Region: Project; Construction; Status; Operational; Ref.
Region 3: Central Luzon Link Expressway Phase I; 2017–21; Completed; July 15, 2021
NCR: NLEX Segment 8.2; 2026; Under-construction
NLEX-SLEX Connector Roads: NLEX Connector; 2019–23; Completed; October 28, 2023
NLEX Harbor Link (Segment 9 and 10): 2014–20; Completed; June 15, 2020
Metro Manila Skyway Stage 3: 2014–21; Completed; January 15, 2021
NAIA Expressway Phase 2: 2014–16; Completed; September 22, 2016
Laguna de Bay: Laguna Lakeshore Expressway Dike; Proposed
Region IV-A: Muntinlupa–Cavite Expressway; 2012–15; Completed; July 24, 2015
Cavite–Laguna Expressway Stages 1 and 2: 2017–25; Under-construction
Calamba–Los Baños Expressway: Proposed
Southern Tagalog Arterial Road (STAR) Tollway Redevelopment: 2013–2015; Completed; 2015

=== Urban and suburban rail network ===

| Project | Construction | Status | Operational | Ref. |
|---|---|---|---|---|
| LRT Line 1 Cavite Extension | 2019–22 | Completed | November 16, 2024 (Phase 1) 2030 (Phases 2 and 3) |  |
| LRT Line 2 East Extension Project | 2015–21 | Completed | July 1, 2021 |  |
| LRT Line 2 West Extension Project | 2025– | Proposed |  |  |
| MRT Line 3 Capacity Expansion Project | 2016– | Ongoing |  |  |
| MRT Line 7 | 2017–27 | Under-construction | 2027 |  |
| Automated Fare Collection System | 2015 | Completed | December 16, 2015 |  |
| LRT Line 1 Rehabilitation | 2011–26 | Ongoing | 2026 |  |
| LRT Line 2 Rehabilitation | 2011–26 | Ongoing | 2026 |  |
| MRT Line 3 Rehabilitation | 2019–22 | Completed | March 2022 |  |
| North–South Commuter Railway | 2019–28 | Under-construction | 2028 |  |
| Metro Manila Subway | 2019–32 | Under-construction | 2032 (Phase 1) |  |

It also calls for a "Metro Manila Central Business District Transit System Study."

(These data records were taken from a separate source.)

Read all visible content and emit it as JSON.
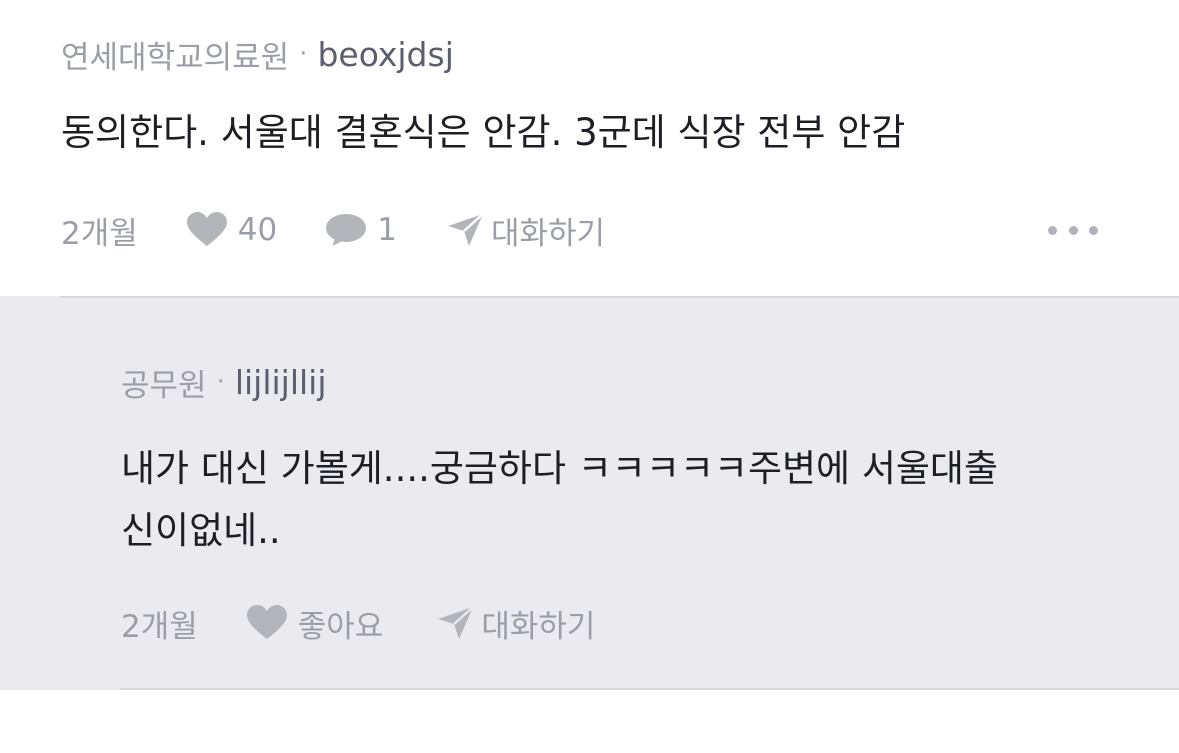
{
  "comment": {
    "org": "연세대학교의료원",
    "separator": "·",
    "username": "beoxjdsj",
    "body": "동의한다. 서울대 결혼식은 안감. 3군데 식장 전부 안감",
    "time": "2개월",
    "like_count": "40",
    "reply_count": "1",
    "chat_label": "대화하기",
    "icons": [
      "heart-icon",
      "speech-bubble-icon",
      "send-icon",
      "more-icon"
    ]
  },
  "reply": {
    "org": "공무원",
    "separator": "·",
    "username": "lijlijllij",
    "body_line1": "내가 대신 가볼게....궁금하다 ㅋㅋㅋㅋㅋ주변에 서울대출",
    "body_line2": "신이없네..",
    "time": "2개월",
    "like_label": "좋아요",
    "chat_label": "대화하기"
  },
  "colors": {
    "reply_background": "#ebebef",
    "muted_text": "#9b9ea6",
    "body_text": "#1d1f24",
    "icon_gray": "#b3b5bb"
  }
}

=== Road-based public transport network ===
Projects under the short-term program (2014–2016) of the dream plan's road-based public transport component include:
- Three Integrated Provincial Bus Terminals (IPBTs);
- Public Road Passenger Transport Reform Study;
- Bus Rapid Transit System 1; and
- Bus and Jeepney Modernization Programs

=== Traffic management strengthening ===
Specific aspects to be improved under the short-term program (2014–2016) of the dream plan's traffic management strengthening component include intersection capacity, traffic control centers, pedestrian crossings, intelligent parking, incident detection, signal control systems, travel time prediction, road maintenance schedule and monitoring, transport priority, bus schedule assistance.

The plan recommends a comprehensive traffic management study to cover these interconnected aspects of traffic management.

=== Action Plan for Gateway Seaports and Airports ===
The dream plan also includes a short term action plan for the development of seaports and airports, which includes:
- The implementation of already-committed improvement packages for NAIA and Clark;
- The placement of a cap for the expansion of Manila seaports;
- The creation of an incentives system for diverting port activities to Batangas and Subic seaports; and
- The conduct of studies for
  - the development of a "New NAIA" and
  - the redevelopment of the Manila Port Area

== JICA Study ==
The original study which came up with the dream plan was conducted by JICA at the request of the NEDA and was conducted from March 2013 to March 2014. Stakeholders consulted included the NEDA, the DPWH, the DOTC, the MMDA, and the Private Sector, among others.